Whereas Regan’s methodology has not been formally peer-reviewed, Richard L. Smith, a professor of statistics at College of North Carolina at Chapel Hill, says he believes Regan’s method is “sound.”
“There are all the time uncertainties with a system of this nature,” he wrote in an electronic mail. “Set the bar too excessive and actual cheaters will get away with it, however make it too low and there will probably be far too many false claims. Ken is pretty conservative on this respect.”
Danny Rensch, chief chess officer of Chess.com, praised Regan’s “large contribution” to dishonest detection, however says his personal web site’s system is “by far the most effective on the earth.” Whereas Regan works alone, Chess.com has a “honest play” workers of 20 workers analyzing video games, Rensch says. And statistical modeling is just one weapon within the firm’s arsenal; additionally they have entry to in-game knowledge resembling toggling between home windows–an indication {that a} participant could be consulting an engine–and time between strikes.
Regan’s shoppers have a tendency to make use of his statistical knowledge together with different proof. For instance, if a participant is discovered toggling between home windows or hiding a tool, then a decrease z-score could be sufficient to persuade a event official they cheated. With out that concrete proof, the z-score must be larger to seal a conviction. To date, FIDE has by no means penalized a participant for dishonest based mostly on statistics alone, based on Reizniece-Ozola.

Regan on the pc at his workplace on the college.
Sinna Nasseri for TIME
Regan’s chess work is so all-consuming—he’s currently been spending over 30 hours every week on it—that it’s straightforward to neglect it’s not his full-time job. He additionally teaches three programs yearly and co-writes a well-liked weblog about math and computing. He devoted years of scholarly work to fixing the “P vs. NP” drawback, however within the early 2000s, he got here up empty. “I believed I had an inside highway,” he says. “It seems I didn’t.”
In 2002, Regan began taking medicine for an esophageal situation, one facet impact of which is despair. For 3 years, his work suffered. “I used to be a little bit of a zombie,” he says. Even after greater than a decade on the college, he hadn’t been promoted past affiliate professor.
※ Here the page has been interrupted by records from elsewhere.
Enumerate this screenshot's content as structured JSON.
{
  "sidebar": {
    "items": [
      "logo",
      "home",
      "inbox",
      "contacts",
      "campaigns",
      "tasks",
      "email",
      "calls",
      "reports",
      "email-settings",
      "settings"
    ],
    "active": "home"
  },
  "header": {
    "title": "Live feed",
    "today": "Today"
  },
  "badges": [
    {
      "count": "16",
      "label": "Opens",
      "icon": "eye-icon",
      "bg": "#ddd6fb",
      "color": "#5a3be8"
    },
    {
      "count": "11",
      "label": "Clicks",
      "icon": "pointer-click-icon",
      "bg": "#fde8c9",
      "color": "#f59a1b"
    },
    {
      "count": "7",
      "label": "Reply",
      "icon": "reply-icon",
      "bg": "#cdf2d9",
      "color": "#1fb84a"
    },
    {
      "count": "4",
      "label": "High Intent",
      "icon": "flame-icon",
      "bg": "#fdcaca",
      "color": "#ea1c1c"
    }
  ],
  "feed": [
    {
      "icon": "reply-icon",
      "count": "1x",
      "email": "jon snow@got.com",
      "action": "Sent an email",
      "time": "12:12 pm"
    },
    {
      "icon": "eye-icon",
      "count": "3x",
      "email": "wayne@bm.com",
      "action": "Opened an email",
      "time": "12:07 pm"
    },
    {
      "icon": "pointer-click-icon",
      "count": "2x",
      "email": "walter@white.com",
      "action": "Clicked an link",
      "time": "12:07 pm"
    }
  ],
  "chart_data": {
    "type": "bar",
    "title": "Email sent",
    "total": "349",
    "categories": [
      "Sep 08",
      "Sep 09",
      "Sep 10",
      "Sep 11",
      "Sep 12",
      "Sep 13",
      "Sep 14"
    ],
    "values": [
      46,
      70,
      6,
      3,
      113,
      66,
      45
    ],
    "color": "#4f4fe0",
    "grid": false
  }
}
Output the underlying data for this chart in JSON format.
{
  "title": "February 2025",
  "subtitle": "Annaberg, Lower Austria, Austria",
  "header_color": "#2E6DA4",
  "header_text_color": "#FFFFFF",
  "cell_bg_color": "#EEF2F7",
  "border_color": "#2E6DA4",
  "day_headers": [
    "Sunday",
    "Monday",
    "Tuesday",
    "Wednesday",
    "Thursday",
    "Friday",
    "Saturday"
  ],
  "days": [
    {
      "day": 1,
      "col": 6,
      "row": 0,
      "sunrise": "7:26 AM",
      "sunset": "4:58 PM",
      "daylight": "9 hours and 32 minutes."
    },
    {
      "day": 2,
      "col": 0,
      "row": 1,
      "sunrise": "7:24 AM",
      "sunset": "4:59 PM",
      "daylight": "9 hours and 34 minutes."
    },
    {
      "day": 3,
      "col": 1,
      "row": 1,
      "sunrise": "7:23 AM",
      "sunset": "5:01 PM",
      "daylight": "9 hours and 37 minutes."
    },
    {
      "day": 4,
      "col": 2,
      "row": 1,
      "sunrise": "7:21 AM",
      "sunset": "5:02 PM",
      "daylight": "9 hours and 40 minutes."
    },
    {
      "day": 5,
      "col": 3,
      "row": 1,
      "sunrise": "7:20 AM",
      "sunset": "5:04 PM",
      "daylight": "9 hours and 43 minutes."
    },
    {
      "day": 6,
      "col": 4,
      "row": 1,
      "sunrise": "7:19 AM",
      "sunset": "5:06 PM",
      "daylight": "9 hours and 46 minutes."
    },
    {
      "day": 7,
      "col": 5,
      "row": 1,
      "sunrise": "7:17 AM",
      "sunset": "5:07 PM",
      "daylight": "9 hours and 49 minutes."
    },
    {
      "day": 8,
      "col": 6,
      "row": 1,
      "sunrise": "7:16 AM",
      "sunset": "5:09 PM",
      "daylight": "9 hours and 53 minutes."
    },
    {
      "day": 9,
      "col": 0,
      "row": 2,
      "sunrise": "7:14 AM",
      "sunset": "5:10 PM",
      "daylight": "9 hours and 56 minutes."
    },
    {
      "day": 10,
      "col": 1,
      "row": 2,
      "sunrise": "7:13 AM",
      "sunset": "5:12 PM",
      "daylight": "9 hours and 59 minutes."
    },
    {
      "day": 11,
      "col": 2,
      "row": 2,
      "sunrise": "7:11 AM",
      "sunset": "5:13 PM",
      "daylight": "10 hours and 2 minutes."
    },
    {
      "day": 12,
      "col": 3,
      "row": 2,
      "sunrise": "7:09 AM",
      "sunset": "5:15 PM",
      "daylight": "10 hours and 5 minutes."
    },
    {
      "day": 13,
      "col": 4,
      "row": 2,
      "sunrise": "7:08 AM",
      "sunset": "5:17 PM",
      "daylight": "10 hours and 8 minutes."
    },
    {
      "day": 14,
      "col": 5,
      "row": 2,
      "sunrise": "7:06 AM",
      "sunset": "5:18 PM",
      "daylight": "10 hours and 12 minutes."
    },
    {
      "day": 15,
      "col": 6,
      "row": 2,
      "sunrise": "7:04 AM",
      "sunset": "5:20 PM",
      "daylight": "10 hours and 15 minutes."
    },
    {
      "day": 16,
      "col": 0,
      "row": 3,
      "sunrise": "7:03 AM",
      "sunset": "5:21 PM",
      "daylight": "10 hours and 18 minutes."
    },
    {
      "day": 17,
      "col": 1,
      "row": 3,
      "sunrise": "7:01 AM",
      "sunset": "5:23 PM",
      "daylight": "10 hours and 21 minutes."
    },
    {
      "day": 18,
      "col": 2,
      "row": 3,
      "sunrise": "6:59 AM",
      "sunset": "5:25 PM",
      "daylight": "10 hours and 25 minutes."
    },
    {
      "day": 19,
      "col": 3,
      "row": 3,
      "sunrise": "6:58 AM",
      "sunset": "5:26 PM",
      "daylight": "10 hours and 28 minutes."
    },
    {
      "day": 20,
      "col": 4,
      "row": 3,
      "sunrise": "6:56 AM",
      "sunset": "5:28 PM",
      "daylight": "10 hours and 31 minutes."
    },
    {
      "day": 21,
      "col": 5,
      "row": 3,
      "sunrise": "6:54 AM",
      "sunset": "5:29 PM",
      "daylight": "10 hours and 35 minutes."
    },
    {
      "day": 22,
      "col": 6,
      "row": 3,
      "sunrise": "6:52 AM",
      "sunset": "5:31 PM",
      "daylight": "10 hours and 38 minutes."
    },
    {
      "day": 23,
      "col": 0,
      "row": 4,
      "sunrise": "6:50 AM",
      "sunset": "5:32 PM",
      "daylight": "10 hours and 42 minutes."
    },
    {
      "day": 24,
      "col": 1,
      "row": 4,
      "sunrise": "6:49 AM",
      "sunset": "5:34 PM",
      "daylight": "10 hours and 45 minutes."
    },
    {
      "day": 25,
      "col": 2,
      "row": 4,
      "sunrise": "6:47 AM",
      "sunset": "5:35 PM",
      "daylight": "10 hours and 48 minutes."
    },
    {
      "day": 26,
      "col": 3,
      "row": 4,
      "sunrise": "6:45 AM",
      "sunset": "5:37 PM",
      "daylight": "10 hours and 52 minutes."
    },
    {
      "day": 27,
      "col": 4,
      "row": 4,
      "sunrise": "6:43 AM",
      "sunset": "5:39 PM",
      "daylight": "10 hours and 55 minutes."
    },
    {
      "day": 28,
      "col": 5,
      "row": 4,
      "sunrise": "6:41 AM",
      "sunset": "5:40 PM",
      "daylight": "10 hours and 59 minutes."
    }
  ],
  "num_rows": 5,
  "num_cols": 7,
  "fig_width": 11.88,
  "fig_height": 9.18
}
The chess dishonest work helped get him again on his ft. Quite than “working my mind at most warmth,” he says, “it gave me one thing to try this was more easy than the central issues in my discipline.”
Now, Regan’s anti-cheating work could also be his legacy. Thanks partly to his chess evaluation, he grew to become a full professor this fall. Regan usually returns to the thought of merging the technical and the human. He tries to remember the social impression of his work, he says: “It prevents me from being a cold-hearted scientist.”
His analysis may have implications past chess. Cowen says that Regan’s work has been “pathbreaking” within the quest to differentiate human conduct from machine conduct—a vital drawback within the discipline of synthetic intelligence. Regan would really like to have the ability to mix his system with GPT-3, the A.I. language mannequin, to detect if a bit of textual content is computer-generated or not. “The difficulty of dishonest and A.I. will probably be with us for hundreds of years,” says Cowen. “He’s already a pioneer.”
Even so, Regan believes there’ll by no means be a purely technical answer to dishonest in chess. The battle between cheater and detective is countless. Any long-term repair, he says, should “contain the human spirit and psyche.”
Correction, November 3
The unique model of this story misstated in a single occasion Kenneth Regan’s job title. As of this fall he’s a full professor, not an affiliate professor.